Assoluta e avvilente assenza delle normali o necessarie capacità.
Comunque, c’è stata quest’epoca in cui l’unica cosa che facevo nella mia vita era vegetare. Perlopiù dormivo di uno strano sonno. Un sonno che non riposava e sembrava non bastare mai. Se non dormivo, me ne stavo a letto con gli occhi chiusi. Il desiderio di cancellare il mondo fuori, oppure di cancellare me stessa.
Avvilente. Assenza della capacità di.
Non volevo andare in nessun posto, non volevo vedere nessuno.
Che sembra la stessa cosa e invece non lo è.
Quando li aprivo, piangevo. Nel mio solito modo ordinato e silenzioso, sviluppato in anni di pianti notturni, di dolori segreti e pareti sottili. Oppure solo frutto di un’ attitudine. Alla riservatezza, al timore di disturbare, di infastidire, di essere giudicata -giudicarmi- debole, indifesa. Di fare pena. Fatto sta, che si contano sulle dita di una mano le persone che mi hanno vista piangere.
Avvilente. Assenza della capacità di.
Piangevo per la solitudine. Perché era triste che tutto ciò che fossi in grado di fare fosse stare stesa a dormire e, tuttavia, non ero in grado di fare altro. Piangevo per invidia, di quelli che la mattina si alzavano, andavano a scuola, facevano sport, incontravano gente, si innamoravano. Piangevo perché io avrei voluto essere come loro e invece riuscivo solo a stare a letto, dormendo uno strano sonno.
Ma soprattutto piangevo per il dolore di vedere le persone che mi volevano bene arrabbiate, disperate, deluse dal fatto che tutto ciò che ero in grado di fare era stare a letto a dormire.
Avvilente. Assenza della capacità di.
Per la figlia è uno shock, perché mai vorrebbe vedere sua madre torcersi le mani così, alzare la voce, scagliarle addosso cose, gridare forte forte e disperarsi. Mai vorrebbe vederla accasciarsi su una sedia, in preda al pianto e all’avvilimento. La figlia non vorrebbe essere rotta, se non altro per far contenta sua madre. Ma non sa fare altro che stare a letto e dormire, di un sonno che non la riposa, che la fa svegliare stanca e triste. E si arrabbia con se stessa, perché non sa fare altro, e con sua madre, perché non capisce che lei lo farebbe, ma non sa farlo.
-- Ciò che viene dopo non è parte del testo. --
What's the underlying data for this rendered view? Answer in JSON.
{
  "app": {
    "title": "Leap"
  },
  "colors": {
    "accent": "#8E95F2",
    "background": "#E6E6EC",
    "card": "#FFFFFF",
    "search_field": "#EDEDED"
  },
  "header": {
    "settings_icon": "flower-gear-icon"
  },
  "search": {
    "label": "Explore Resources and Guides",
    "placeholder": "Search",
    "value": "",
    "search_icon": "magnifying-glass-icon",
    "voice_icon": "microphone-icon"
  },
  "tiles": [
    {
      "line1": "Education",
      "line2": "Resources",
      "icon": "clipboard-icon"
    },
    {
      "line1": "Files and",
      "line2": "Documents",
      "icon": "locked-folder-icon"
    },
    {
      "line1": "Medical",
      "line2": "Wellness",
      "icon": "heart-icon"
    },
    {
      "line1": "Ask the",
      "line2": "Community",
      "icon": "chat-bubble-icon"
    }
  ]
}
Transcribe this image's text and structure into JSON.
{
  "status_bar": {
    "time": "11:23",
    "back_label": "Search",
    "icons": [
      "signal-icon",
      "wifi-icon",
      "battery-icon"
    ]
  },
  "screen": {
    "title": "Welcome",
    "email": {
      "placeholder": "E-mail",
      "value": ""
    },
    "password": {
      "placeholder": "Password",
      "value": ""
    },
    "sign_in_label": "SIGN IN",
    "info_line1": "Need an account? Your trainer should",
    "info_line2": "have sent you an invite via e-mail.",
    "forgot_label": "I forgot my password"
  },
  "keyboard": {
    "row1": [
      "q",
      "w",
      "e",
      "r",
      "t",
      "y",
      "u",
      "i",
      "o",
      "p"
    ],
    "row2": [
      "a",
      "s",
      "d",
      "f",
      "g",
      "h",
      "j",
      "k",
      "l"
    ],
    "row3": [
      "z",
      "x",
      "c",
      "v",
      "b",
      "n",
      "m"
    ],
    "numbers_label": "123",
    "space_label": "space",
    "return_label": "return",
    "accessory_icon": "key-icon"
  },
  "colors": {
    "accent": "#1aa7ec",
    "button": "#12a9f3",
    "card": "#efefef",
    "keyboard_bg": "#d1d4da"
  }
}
Avvilente. Assenza della capacità di.
Penso di aver capito solo in questi giorni la disperazione di mia madre. Ho percepito chiaramente la rabbia che monta mentre sei costretto a stare a guardare la sofferenza dell’altro. Ho capito la sua insistenza nel tentare di scuotermi. Il parlare, dicendo cose a caso pur di riempire il mio silenzio ostinato e ostile, pieno di sensi di colpa. La frustrazione davanti ad un dolore che non puoi alleviare, non puoi neanche capire fino in fondo. Ho capito che è umano senso di protezione, amoroso tentativo di mettere fine a quella sofferenza. Ho capito la bocca che schiuma e la voglia di strapparsi i capelli e fare a pezzi tutto.
Io stavo male e lei era impotente.
Oggi mi sono dimenticata di essere stata dall’altra parte.
Ho sbagliato ancora.
Avvilente. Assenza della capacità di.